Don't "Find" GameObjects! Assign them

Never use “Find” to get a reference to a GameObject, neither by name nor by tag!

End of story. :flushed: :scream: :exploding_head:

Find by string considered painful

Indexing anything by string is always problematic. It reuqires a simple typo or a harmelss rename and you get to bughunt, posslbly for hours. The previous sentence contains three typos. Find THOSE! :stuck_out_tongue:

There is NOTHING in the scene that indicates to you or anyone else: DO NOT RENAME THIS OBJECT OR ELSE THE CODE BREAKS (also, there is mold in the fridge AGAIN, didn’t you all read the notes?).

You WILL forget eventually and rename an object or tag that you “Find” it by string in your scripts. Sooner or later, you will also come to realize that instantiated prefab objects get “(Clone)” and duplicated objects get “(1)” appended to their names. How do you deal with that? Best if you don’t have to.

Find is getting slower and slowerr aaandd sslooowweeerrr …

GameObject.Find is also slow, and it gets gradually slower and slower as you keep adding objects to the scene. Ain’t that obvious? Finding X scales proportionally with the number of places where you have to look for a possible X. Or where … it even matters where in the hierarchy X is, so simply by moving objects around in the scene can alter the code’s performance - for the better or worse.

Also, what if there is more than one thing with the same name? Which one will you find? You like playing russian roulette, don’t you? :wink:

Inspector drag & drop reference assignment

The most straightforward solution to most cases is to drag & drop the reference in the Inspector. It only requires a serialized field to make a reference assignable in the Inspector:

[SerializeField] private GameObject theGameObjectYouAreLookingFor;

This is even LESS code. And less code is always faster.

Of course a public field would also work but making fields public in any class/struct that isn’t a simple data transfer object (DTO) is against encapsulation and best practice.

Assigning Components works the same way

Oh and, most often you don’t actually need the GameObject. Perhaps only the Transform? Or a custom component? Works the same way:

[SerializeField] private Transform target;
[SerializeField] private PlayerController theComponentThatMovesThePlayer;

Now just drag and drop any GameObject that already has that component on it, and it will assign the object’s theComponentThatMovesThePlayer component automatically. This spares you the additional GetComponent<PlayerController>() calls.
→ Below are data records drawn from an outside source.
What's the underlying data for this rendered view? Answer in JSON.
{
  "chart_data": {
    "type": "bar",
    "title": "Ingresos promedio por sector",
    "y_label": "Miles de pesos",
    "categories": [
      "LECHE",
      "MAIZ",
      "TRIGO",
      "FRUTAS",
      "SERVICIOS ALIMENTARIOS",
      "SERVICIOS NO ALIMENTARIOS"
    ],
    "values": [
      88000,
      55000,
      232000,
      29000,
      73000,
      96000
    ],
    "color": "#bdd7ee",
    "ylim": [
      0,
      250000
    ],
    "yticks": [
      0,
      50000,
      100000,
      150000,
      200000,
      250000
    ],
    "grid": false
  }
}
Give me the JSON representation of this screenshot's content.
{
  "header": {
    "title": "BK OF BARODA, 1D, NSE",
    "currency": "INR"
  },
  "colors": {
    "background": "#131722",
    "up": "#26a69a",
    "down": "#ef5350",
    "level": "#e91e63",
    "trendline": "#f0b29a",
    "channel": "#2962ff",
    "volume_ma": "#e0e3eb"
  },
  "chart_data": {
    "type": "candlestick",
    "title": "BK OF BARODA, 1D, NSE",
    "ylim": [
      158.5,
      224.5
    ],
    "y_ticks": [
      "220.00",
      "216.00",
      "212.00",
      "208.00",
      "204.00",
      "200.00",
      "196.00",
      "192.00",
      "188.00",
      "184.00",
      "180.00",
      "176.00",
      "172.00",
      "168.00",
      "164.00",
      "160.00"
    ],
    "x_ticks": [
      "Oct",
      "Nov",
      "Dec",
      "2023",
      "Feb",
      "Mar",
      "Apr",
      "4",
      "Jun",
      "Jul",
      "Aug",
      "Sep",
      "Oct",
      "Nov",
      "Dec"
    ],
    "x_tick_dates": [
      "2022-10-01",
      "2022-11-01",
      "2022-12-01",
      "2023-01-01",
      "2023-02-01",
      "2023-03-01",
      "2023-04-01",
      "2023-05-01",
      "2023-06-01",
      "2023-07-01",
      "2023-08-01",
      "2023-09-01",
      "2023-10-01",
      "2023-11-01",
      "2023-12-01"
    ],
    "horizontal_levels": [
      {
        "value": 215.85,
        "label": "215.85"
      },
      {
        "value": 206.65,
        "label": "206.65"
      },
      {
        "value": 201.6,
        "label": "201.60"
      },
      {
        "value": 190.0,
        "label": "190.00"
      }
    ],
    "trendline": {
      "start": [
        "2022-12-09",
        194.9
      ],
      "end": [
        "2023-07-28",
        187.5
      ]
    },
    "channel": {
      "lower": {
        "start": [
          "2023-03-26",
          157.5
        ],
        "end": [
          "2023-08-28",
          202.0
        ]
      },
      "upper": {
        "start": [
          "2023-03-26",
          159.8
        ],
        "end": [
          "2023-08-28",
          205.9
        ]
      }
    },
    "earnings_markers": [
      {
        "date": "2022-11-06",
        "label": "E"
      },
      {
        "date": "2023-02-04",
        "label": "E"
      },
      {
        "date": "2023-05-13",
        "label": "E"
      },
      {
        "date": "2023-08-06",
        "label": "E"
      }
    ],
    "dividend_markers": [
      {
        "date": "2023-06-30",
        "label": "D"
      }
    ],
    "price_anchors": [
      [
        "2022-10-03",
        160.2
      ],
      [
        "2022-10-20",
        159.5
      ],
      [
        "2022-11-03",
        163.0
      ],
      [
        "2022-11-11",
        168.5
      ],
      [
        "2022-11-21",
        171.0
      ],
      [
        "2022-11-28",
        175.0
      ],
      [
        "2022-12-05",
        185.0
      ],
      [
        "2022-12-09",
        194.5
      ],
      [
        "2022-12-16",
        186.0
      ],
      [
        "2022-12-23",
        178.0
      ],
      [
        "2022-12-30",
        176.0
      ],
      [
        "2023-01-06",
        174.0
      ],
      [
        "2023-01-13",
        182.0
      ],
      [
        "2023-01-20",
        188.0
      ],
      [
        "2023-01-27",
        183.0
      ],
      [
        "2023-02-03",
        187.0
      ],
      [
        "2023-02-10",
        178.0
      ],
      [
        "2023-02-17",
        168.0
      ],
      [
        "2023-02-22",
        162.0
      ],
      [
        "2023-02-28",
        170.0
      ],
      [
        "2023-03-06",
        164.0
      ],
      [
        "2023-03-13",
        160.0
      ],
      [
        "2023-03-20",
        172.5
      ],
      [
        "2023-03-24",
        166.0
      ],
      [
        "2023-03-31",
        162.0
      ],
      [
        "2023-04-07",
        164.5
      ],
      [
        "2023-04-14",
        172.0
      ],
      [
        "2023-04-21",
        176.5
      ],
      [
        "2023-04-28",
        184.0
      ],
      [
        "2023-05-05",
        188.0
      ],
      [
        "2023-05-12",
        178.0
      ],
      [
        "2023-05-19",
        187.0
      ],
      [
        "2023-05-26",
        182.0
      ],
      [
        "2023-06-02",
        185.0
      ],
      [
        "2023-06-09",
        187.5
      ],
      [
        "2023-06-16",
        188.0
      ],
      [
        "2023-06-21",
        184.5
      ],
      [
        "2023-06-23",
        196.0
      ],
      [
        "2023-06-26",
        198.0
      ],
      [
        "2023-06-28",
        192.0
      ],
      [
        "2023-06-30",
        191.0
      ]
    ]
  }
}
Scene references in prefabs?

You can only assign scene references onto scene objects. A prefab cannot reference an in-scene object. If you have a prefab instance in your scene and apply the changes back to the prefab, the reference will not be persisted. Annoyingly, it may continue to work for a while but then the reference will be “missing”, at the latest after closing and re-opening the project.

For prefabs to get ahold of references to objects and components in the scene, the common solution would be a singleton.

Personally, I use the Components Registry approach which is essentially a singleton, except the singleton is wrapped so that you merely need to call var player = Components.Player; to get that reference.

You just need to make sure the reference is assigned before it is read. The rule of thumb is:


Note: UI Toolkit references elements by string. This is unfortunately the way it is for the time being. But at least it’s limited to UI documents, not the entire scene hierarchy where you are more likely to unexpectedly rename an element only to find your code is now broken.